La direttiva 2010/45/UE mantiene l’obbligo di assicurare l’autenticità dell’origine e l’integrità del contenuto della fattura, ma introduce il principio secondo il quale «ogni soggetto passivo stabilisce il modo in cui assicurare l'autenticità dell’origine, l’integrità del contenuto e la leggibilità della fattura» (nuovo articolo 233 della direttiva 2006/112/CE, come sostituito dalla direttiva 2010/45/UE). Pertanto le imprese non devono più osservare specifici obblighi nel formare e nel trasmettere le fatture elettroniche; la direttiva si limita a fornire degli esempi di procedure di fatturazione in grado di garantire l’autenticità dell’origine e l’integrità del contenuto della fattura. Per esempio, se le imprese realizzano processi interni di controllo delle operazioni soggette a fatturazione in grado di assicurare l’esistenza di una correlazione tra la fattura e la cessione di beni/prestazione di servizi realmente effettuata («i controlli di gestione che creino una pista di controllo affidabile tra una fattura e una cessione di beni o una prestazione di servizi»), gli Stati membri dovranno riconoscere ai documenti la validità e l’efficacia della fattura.

Altre due novità contenute nella direttiva 2010/45/UE riguardano la fattura semplificata e l’IVA per cassa. Gli Stati UE dovranno consentire alle imprese di emettere una fattura semplificata quando la fattura è di importo non superiore a 100 euro, o nel caso in cui sia necessario modificare una fattura, per esempio con emissione di una nota di accredito. La fattura semplificata dovrà riportare la data di emissione, i dati identificativi dell’emittente, la quantità, la qualità e il prezzo dei beni ceduti o dei servizi resi, l’importo dell’IVA e, nel caso di nota di accredito, il riferimento specifico e univoco alla fattura iniziale e i dati che vengono modificati.

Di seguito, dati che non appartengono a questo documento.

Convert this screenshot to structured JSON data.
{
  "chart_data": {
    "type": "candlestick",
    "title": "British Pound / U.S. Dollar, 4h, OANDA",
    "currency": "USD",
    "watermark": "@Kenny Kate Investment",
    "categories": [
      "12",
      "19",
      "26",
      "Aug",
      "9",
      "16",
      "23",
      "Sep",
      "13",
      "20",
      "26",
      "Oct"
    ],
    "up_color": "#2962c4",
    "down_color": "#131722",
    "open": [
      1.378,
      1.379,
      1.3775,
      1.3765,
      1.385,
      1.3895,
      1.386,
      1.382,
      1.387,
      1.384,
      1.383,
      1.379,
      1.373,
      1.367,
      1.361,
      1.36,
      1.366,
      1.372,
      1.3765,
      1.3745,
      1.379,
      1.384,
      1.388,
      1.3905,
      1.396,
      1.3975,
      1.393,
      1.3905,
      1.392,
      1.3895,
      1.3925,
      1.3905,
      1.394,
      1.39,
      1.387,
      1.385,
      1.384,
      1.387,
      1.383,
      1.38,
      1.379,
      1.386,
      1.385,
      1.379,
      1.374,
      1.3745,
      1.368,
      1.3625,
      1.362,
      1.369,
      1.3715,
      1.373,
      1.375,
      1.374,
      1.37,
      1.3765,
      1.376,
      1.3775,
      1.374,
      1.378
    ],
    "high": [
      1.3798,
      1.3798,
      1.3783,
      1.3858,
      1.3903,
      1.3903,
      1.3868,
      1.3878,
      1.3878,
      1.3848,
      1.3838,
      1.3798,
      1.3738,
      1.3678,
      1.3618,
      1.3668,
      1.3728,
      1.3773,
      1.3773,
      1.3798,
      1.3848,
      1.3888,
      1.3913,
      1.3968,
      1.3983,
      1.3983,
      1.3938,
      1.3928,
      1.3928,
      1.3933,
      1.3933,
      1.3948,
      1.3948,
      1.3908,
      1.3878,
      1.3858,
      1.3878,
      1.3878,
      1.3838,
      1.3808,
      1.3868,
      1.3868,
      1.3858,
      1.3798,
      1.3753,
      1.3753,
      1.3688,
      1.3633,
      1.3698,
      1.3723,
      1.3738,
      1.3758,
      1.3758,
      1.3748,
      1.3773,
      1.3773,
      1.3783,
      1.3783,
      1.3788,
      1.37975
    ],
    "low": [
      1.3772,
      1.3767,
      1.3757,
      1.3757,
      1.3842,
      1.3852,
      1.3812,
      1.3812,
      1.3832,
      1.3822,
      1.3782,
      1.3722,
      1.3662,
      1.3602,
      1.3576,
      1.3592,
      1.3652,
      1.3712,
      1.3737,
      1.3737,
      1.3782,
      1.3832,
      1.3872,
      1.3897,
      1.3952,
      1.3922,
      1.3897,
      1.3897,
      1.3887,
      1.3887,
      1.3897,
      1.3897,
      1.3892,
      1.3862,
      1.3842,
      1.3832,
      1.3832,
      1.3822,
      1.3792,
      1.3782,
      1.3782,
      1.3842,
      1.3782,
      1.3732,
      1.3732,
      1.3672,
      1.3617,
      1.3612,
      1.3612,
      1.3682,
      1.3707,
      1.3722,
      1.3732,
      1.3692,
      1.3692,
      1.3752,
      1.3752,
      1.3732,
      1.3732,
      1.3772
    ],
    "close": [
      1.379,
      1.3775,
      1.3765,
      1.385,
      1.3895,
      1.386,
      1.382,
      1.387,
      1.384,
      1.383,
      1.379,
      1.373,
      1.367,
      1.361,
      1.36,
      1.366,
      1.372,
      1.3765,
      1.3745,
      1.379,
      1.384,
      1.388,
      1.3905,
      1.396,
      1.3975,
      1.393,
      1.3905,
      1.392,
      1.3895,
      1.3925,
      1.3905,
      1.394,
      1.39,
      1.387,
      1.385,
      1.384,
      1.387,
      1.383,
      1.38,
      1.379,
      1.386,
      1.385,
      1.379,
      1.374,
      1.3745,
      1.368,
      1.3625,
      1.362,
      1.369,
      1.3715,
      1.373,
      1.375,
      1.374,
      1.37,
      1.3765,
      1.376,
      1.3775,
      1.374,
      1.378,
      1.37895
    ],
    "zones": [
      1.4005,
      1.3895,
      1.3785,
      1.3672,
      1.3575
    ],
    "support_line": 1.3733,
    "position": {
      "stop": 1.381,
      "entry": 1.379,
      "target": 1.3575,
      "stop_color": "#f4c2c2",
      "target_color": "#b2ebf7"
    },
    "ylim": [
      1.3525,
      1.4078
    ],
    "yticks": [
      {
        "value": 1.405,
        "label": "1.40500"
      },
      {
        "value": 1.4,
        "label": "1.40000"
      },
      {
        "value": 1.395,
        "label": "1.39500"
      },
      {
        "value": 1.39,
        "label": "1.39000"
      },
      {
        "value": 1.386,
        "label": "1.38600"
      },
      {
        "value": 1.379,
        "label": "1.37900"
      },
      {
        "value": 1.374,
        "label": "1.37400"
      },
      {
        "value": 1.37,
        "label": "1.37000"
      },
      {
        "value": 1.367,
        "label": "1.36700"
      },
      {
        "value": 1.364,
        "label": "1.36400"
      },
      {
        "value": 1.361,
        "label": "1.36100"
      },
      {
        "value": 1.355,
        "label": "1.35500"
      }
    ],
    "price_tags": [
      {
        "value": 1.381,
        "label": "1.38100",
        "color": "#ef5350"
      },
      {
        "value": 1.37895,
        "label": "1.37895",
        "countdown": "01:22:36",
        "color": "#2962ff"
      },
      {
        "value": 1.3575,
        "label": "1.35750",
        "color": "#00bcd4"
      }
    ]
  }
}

La direttiva 2010/45/UE introduce l’IVA per cassa, un meccanismo, già previsto dalla normativa fiscale del nostro Paese, utile alle piccole e medie imprese che spesso versano l’IVA sulle operazioni effettuate prima di averla riscossa dai propri clienti. Gli Stati UE possono riconoscere ai soggetti IVA con un ridotto volume d’affari la possibilità di differire la liquidazione e il versamento dell’IVA dovuta all’erario fino al momento dell’incasso dell’imposta dai clienti cui è stata addebitata in fattura. Tali clienti, a loro volta, potranno portare in detrazione l’IVA esposta nella fattura ricevuta solo dopo averla pagata. Questo regime opzionale potrà essere adottato dai soggetti IVA con un volume d’affari annuo non superiore a 500.000 euro, elevabile a 2.000.000 di euro previa consultazione del Comitato IVA.

Le disposizioni previste dalla direttiva 2010/45/UE dovranno essere recepite dagli Stati membri entro il 31 dicembre 2012 e saranno concretamente applicabili a decorrere dal 1° gennaio 2013.